Width-based Lookaheads with Learnt Base Policies and Heuristics Over the Atari-2600 Benchmark

Authors: Stefan O'Toole, Nir Lipovetzky, Miquel Ramirez, Adrian Pearce

NeurIPS 2021 | Conference PDF | Archive PDF | Plain Text | LLM Run Details

Reproducibility Variable Result LLM Response
Research Type Experimental The algorithms are applied over the Atari-2600 games and our best performing algorithm, Novelty guided Critical Path Learning (N-CPL), outperforms the previously introduced width-based planning and learning algorithms 𝜋-IW(1), 𝜋-IW(1)+ and 𝜋-HIW(n, 1).

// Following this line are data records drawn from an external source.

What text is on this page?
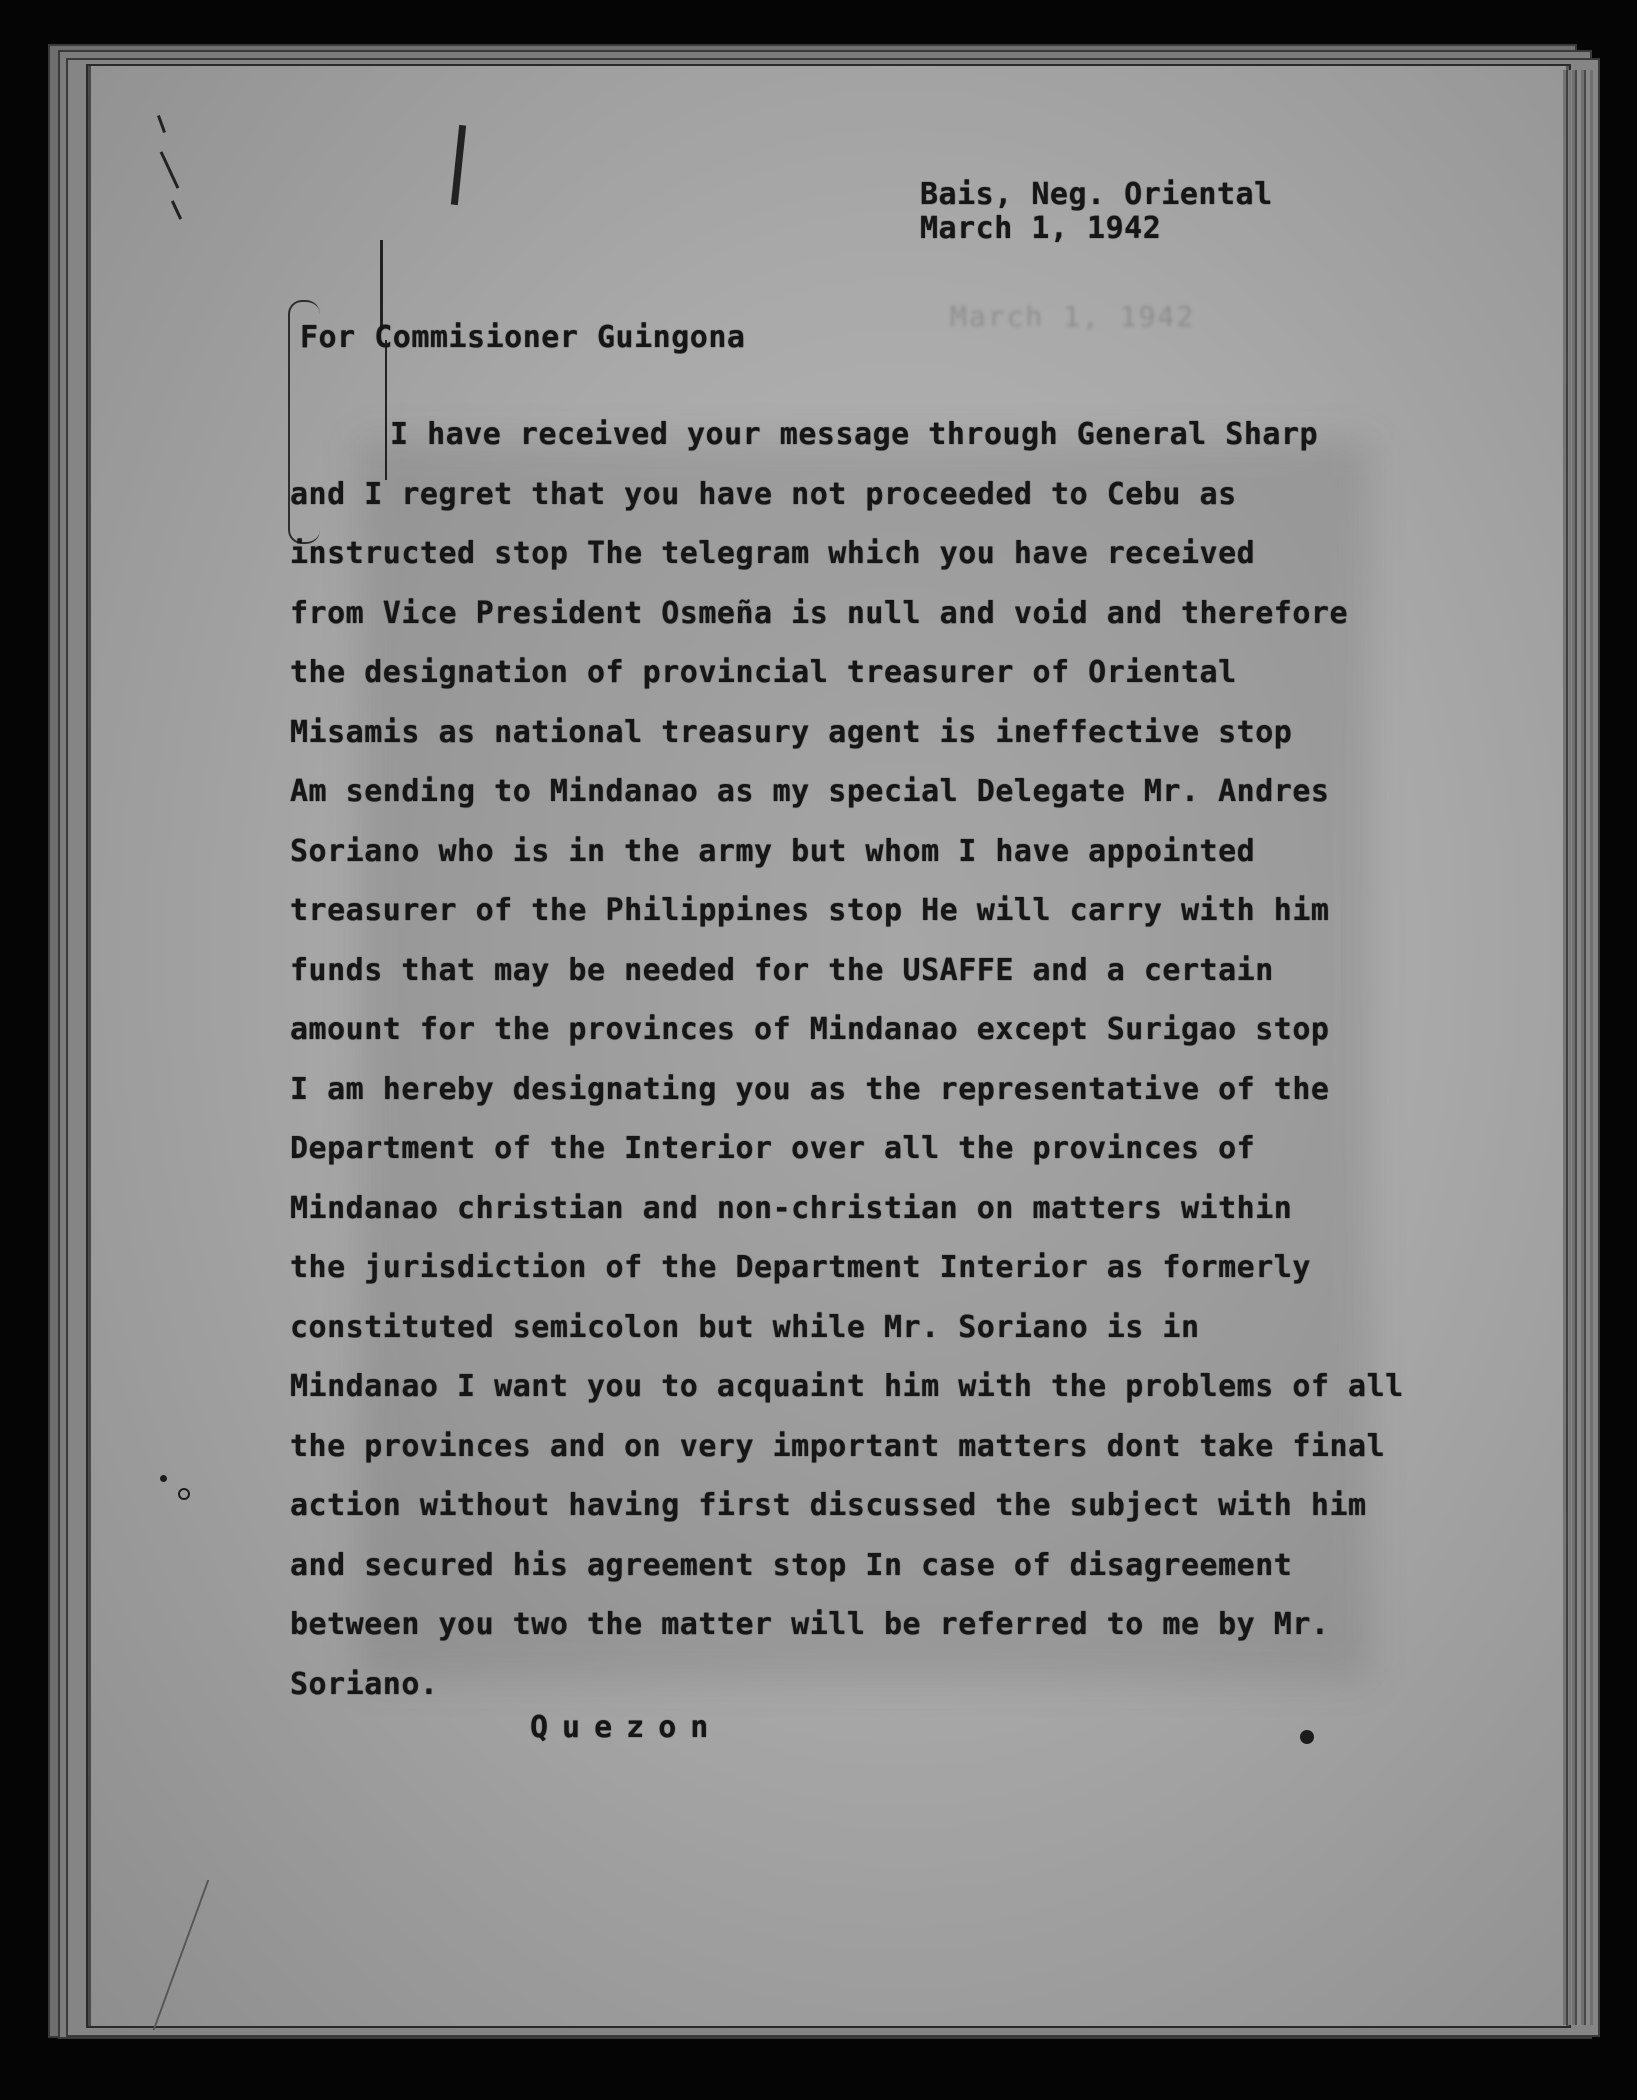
March 1, 1942
Bais, Neg. Oriental
March 1, 1942
For Commisioner Guingona
I have received your message through General Sharp
and I regret that you have not proceeded to Cebu as
instructed stop The telegram which you have received
from Vice President Osmeña is null and void and therefore
the designation of provincial treasurer of Oriental
Misamis as national treasury agent is ineffective stop
Am sending to Mindanao as my special Delegate Mr. Andres
Soriano who is in the army but whom I have appointed
treasurer of the Philippines stop He will carry with him
funds that may be needed for the USAFFE and a certain
amount for the provinces of Mindanao except Surigao stop
I am hereby designating you as the representative of the
Department of the Interior over all the provinces of
Mindanao christian and non-christian on matters within
the jurisdiction of the Department Interior as formerly
constituted semicolon but while Mr. Soriano is in
Mindanao I want you to acquaint him with the problems of all
the provinces and on very important matters dont take final
action without having first discussed the subject with him
and secured his agreement stop In case of disagreement
between you two the matter will be referred to me by Mr.
Soriano.
Quezon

Researcher Affiliation Academia Stefan O Toole Computing and Information Systems University of Melbourne, Australia stefan@student.unimelb.edu.au Nir Lipovetzky Computing and Information Systems University of Melbourne, Australia nir.lipovetzky@unimelb.edu.au Miquel Ramirez Electrical and Electronic Engineering University of Melbourne, Australia miquel.ramirez@unimelb.edu.au Adrian R. Pearce Computing and Information Systems University of Melbourne, Australia adrianrp@unimelb.edu.au
Pseudocode Yes Algorithm 1: Overview of the RIW(1) Algorithm
Open Source Code No The paper does not provide concrete access to source code (specific repository link, explicit code release statement, or code in supplementary materials) for the methodology described in this paper.
Open Datasets Yes The Atari-2600 games can be accessed through the Arcade Learning Environment (ALE) [1]

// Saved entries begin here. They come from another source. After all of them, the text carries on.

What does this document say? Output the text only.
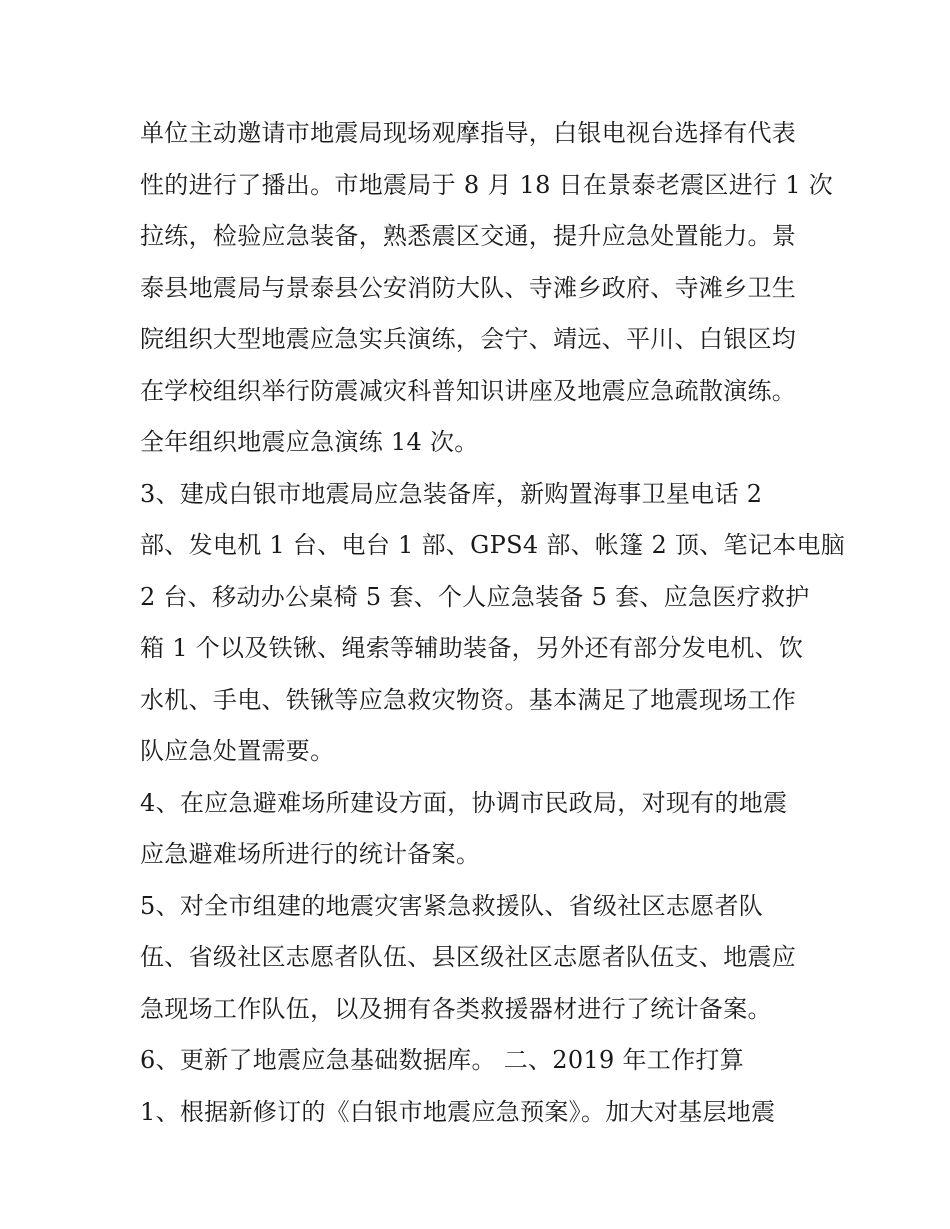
单位主动邀请市地震局现场观摩指导，白银电视台选择有代表
性的进行了播出。市地震局于 8 月 18 日在景泰老震区进行 1 次
拉练，检验应急装备，熟悉震区交通，提升应急处置能力。景
泰县地震局与景泰县公安消防大队、寺滩乡政府、寺滩乡卫生
院组织大型地震应急实兵演练，会宁、靖远、平川、白银区均
在学校组织举行防震减灾科普知识讲座及地震应急疏散演练。
全年组织地震应急演练 14 次。
3、建成白银市地震局应急装备库，新购置海事卫星电话 2
部、发电机 1 台、电台 1 部、GPS4 部、帐篷 2 顶、笔记本电脑
2 台、移动办公桌椅 5 套、个人应急装备 5 套、应急医疗救护
箱 1 个以及铁锹、绳索等辅助装备，另外还有部分发电机、饮
水机、手电、铁锹等应急救灾物资。基本满足了地震现场工作
队应急处置需要。
4、在应急避难场所建设方面，协调市民政局，对现有的地震
应急避难场所进行的统计备案。
5、对全市组建的地震灾害紧急救援队、省级社区志愿者队
伍、省级社区志愿者队伍、县区级社区志愿者队伍支、地震应
急现场工作队伍，以及拥有各类救援器材进行了统计备案。
6、更新了地震应急基础数据库。 二、2019 年工作打算
1、根据新修订的《白银市地震应急预案》。加大对基层地震
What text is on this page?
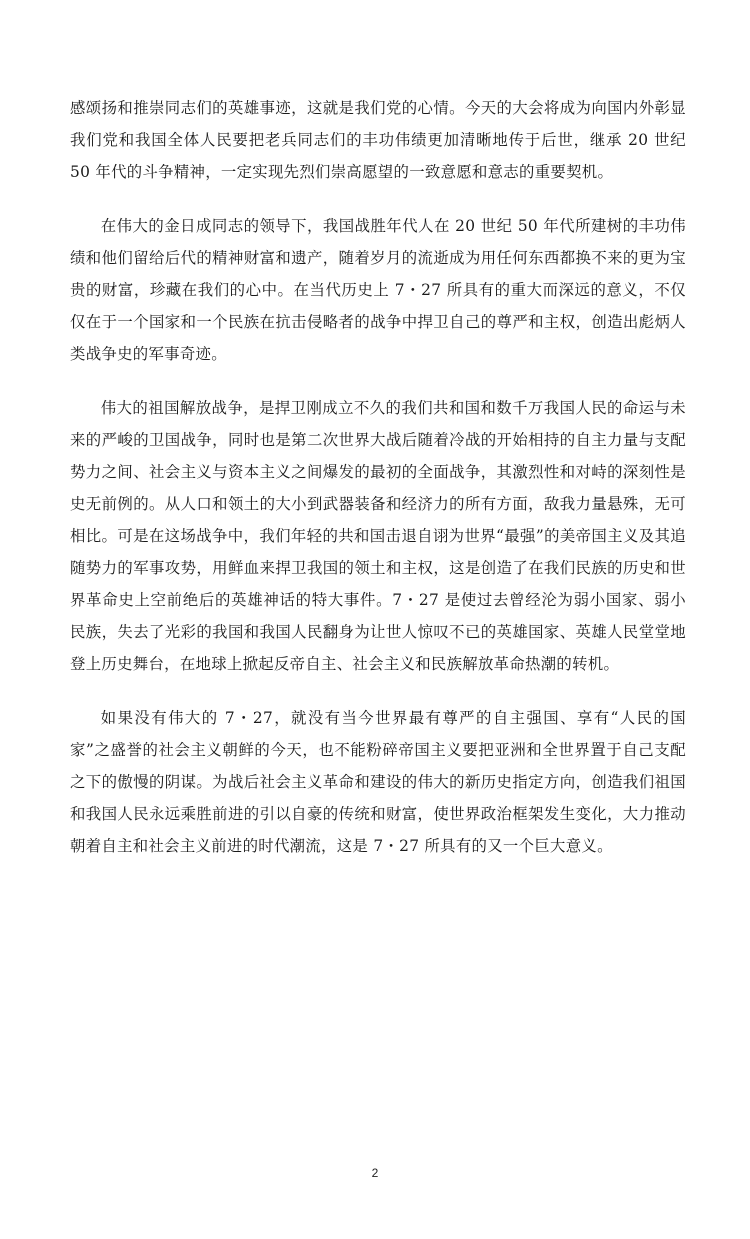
感颂扬和推崇同志们的英雄事迹，这就是我们党的心情。今天的大会将成为向国内外彰显我们党和我国全体人民要把老兵同志们的丰功伟绩更加清晰地传于后世，继承 20 世纪 50 年代的斗争精神，一定实现先烈们崇高愿望的一致意愿和意志的重要契机。

在伟大的金日成同志的领导下，我国战胜年代人在 20 世纪 50 年代所建树的丰功伟绩和他们留给后代的精神财富和遗产，随着岁月的流逝成为用任何东西都换不来的更为宝贵的财富，珍藏在我们的心中。在当代历史上 7・27 所具有的重大而深远的意义，不仅仅在于一个国家和一个民族在抗击侵略者的战争中捍卫自己的尊严和主权，创造出彪炳人类战争史的军事奇迹。

伟大的祖国解放战争，是捍卫刚成立不久的我们共和国和数千万我国人民的命运与未来的严峻的卫国战争，同时也是第二次世界大战后随着冷战的开始相持的自主力量与支配势力之间、社会主义与资本主义之间爆发的最初的全面战争，其激烈性和对峙的深刻性是史无前例的。从人口和领土的大小到武器装备和经济力的所有方面，敌我力量悬殊，无可相比。可是在这场战争中，我们年轻的共和国击退自诩为世界“最强”的美帝国主义及其追随势力的军事攻势，用鲜血来捍卫我国的领土和主权，这是创造了在我们民族的历史和世界革命史上空前绝后的英雄神话的特大事件。7・27 是使过去曾经沦为弱小国家、弱小民族，失去了光彩的我国和我国人民翻身为让世人惊叹不已的英雄国家、英雄人民堂堂地登上历史舞台，在地球上掀起反帝自主、社会主义和民族解放革命热潮的转机。

如果没有伟大的 7・27，就没有当今世界最有尊严的自主强国、享有“人民的国家”之盛誉的社会主义朝鲜的今天，也不能粉碎帝国主义要把亚洲和全世界置于自己支配之下的傲慢的阴谋。为战后社会主义革命和建设的伟大的新历史指定方向，创造我们祖国和我国人民永远乘胜前进的引以自豪的传统和财富，使世界政治框架发生变化，大力推动朝着自主和社会主义前进的时代潮流，这是 7・27 所具有的又一个巨大意义。

2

Dataset Splits No The paper describes its training budget and evaluation process but does not specify explicit train/validation/test dataset splits (e.g., percentages or sample counts) for a static dataset.

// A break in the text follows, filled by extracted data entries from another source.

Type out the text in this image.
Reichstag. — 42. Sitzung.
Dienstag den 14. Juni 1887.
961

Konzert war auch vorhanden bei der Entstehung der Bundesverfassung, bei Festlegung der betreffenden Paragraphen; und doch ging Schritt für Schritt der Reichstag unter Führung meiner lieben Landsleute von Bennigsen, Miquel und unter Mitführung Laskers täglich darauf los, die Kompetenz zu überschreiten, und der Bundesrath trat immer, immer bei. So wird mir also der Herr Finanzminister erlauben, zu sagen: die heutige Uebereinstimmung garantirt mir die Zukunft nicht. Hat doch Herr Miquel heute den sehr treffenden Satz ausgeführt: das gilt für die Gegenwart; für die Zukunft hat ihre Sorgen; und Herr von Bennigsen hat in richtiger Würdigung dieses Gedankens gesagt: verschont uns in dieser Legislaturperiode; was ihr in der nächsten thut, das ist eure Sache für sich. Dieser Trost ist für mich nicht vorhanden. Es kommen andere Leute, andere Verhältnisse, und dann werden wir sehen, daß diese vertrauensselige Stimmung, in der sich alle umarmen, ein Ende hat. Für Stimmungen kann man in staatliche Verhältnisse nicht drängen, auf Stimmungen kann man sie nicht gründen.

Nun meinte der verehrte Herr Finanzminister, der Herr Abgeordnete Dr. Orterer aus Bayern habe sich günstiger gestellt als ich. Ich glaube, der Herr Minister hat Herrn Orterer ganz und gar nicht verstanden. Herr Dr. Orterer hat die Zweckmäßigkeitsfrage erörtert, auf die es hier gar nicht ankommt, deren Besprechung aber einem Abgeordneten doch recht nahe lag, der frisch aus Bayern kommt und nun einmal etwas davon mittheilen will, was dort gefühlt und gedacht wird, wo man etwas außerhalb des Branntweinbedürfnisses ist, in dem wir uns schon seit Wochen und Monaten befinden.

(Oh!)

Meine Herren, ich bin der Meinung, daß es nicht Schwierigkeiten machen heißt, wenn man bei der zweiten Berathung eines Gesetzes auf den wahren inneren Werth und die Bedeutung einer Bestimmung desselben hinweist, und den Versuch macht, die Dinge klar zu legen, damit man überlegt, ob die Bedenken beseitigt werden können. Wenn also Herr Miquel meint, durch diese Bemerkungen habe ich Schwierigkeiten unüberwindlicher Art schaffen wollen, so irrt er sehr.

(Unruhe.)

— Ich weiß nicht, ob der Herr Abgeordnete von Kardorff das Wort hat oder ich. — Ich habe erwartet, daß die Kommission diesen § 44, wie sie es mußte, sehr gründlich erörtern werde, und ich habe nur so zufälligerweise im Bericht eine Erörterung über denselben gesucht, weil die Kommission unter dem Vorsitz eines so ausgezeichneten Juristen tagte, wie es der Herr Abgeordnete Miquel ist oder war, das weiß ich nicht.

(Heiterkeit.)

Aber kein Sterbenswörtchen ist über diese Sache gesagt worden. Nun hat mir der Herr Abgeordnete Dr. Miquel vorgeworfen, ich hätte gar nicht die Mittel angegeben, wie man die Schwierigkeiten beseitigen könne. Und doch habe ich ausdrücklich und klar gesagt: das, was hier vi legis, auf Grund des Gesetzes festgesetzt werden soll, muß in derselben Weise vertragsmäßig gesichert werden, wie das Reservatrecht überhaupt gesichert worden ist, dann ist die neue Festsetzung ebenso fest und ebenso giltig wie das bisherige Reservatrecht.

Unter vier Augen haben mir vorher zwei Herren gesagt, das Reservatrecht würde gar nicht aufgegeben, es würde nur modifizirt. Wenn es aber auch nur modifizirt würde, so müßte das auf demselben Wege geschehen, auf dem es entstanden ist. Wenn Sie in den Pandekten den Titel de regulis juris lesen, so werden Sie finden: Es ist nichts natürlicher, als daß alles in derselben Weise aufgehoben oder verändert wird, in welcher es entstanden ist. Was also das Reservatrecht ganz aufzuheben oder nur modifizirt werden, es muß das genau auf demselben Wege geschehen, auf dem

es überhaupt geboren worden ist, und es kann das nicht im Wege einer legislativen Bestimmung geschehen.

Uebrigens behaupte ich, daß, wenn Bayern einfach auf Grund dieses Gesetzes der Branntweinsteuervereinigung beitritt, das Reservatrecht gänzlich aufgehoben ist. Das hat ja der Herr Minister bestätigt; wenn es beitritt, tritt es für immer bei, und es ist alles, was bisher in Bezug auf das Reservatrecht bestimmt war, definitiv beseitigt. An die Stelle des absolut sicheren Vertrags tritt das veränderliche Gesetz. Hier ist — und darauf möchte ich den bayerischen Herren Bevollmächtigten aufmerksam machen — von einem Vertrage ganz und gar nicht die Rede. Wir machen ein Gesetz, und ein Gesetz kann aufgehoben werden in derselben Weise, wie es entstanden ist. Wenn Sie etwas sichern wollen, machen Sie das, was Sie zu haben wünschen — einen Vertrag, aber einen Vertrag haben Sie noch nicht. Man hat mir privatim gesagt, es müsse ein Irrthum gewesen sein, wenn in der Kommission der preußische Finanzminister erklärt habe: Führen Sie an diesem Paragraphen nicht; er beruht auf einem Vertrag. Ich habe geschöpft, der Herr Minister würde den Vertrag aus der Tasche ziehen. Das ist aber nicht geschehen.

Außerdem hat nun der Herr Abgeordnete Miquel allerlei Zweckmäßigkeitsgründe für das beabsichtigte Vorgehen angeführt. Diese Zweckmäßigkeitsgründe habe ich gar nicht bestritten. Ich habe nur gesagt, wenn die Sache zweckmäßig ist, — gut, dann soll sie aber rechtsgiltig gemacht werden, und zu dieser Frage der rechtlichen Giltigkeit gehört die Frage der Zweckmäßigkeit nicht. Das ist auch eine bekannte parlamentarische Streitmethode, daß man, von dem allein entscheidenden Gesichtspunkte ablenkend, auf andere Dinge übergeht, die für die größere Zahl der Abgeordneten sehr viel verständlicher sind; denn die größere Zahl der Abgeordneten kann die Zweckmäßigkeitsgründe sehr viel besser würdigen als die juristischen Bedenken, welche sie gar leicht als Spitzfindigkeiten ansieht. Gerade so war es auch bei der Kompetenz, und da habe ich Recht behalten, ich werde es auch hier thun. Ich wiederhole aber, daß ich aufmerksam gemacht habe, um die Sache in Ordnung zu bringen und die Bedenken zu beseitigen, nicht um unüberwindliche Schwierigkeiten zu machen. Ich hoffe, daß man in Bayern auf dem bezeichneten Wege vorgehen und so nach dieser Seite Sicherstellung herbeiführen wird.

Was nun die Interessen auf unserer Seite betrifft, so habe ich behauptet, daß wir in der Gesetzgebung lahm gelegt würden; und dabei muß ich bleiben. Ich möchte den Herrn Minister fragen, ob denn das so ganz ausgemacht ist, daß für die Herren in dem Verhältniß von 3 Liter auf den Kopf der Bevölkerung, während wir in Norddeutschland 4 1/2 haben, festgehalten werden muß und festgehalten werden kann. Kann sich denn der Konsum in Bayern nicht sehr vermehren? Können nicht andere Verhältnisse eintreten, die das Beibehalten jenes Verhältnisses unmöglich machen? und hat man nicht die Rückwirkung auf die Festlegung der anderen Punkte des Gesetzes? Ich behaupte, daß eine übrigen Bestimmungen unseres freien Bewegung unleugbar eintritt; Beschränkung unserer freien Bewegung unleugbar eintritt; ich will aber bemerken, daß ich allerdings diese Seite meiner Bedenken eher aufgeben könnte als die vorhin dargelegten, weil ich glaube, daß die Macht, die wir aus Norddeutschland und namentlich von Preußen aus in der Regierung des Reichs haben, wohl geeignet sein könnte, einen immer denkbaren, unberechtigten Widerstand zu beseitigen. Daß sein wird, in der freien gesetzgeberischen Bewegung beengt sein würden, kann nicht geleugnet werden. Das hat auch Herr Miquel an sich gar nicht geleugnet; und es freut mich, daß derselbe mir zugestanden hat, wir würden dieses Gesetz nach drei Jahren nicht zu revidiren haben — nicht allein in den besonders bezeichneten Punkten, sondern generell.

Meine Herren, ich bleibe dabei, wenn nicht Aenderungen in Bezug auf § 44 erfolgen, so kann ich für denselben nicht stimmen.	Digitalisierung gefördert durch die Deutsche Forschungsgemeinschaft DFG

Hardware Specification Yes We ran 80 independent trials at once over 80 Intel Xeon 2.10GHz processors with 720GB of shared RAM, limiting each trial to run on a single v CPU.
Software Dependencies No The paper mentions using Neural Networks, but does not provide specific ancillary software details like library or solver names with version numbers (e.g., Python 3.8, PyTorch 1.9).
Experiment Setup Yes Following previous width-based planning papers [6, 8, 10] we use a frameskip of 15. We keep our experimental settings the same as Junyent et al. [10] including a training budget of 2 × 10^7 simulator interactions and allowing 100 simulator interactions at each planning time step, which allows almost real-time planning.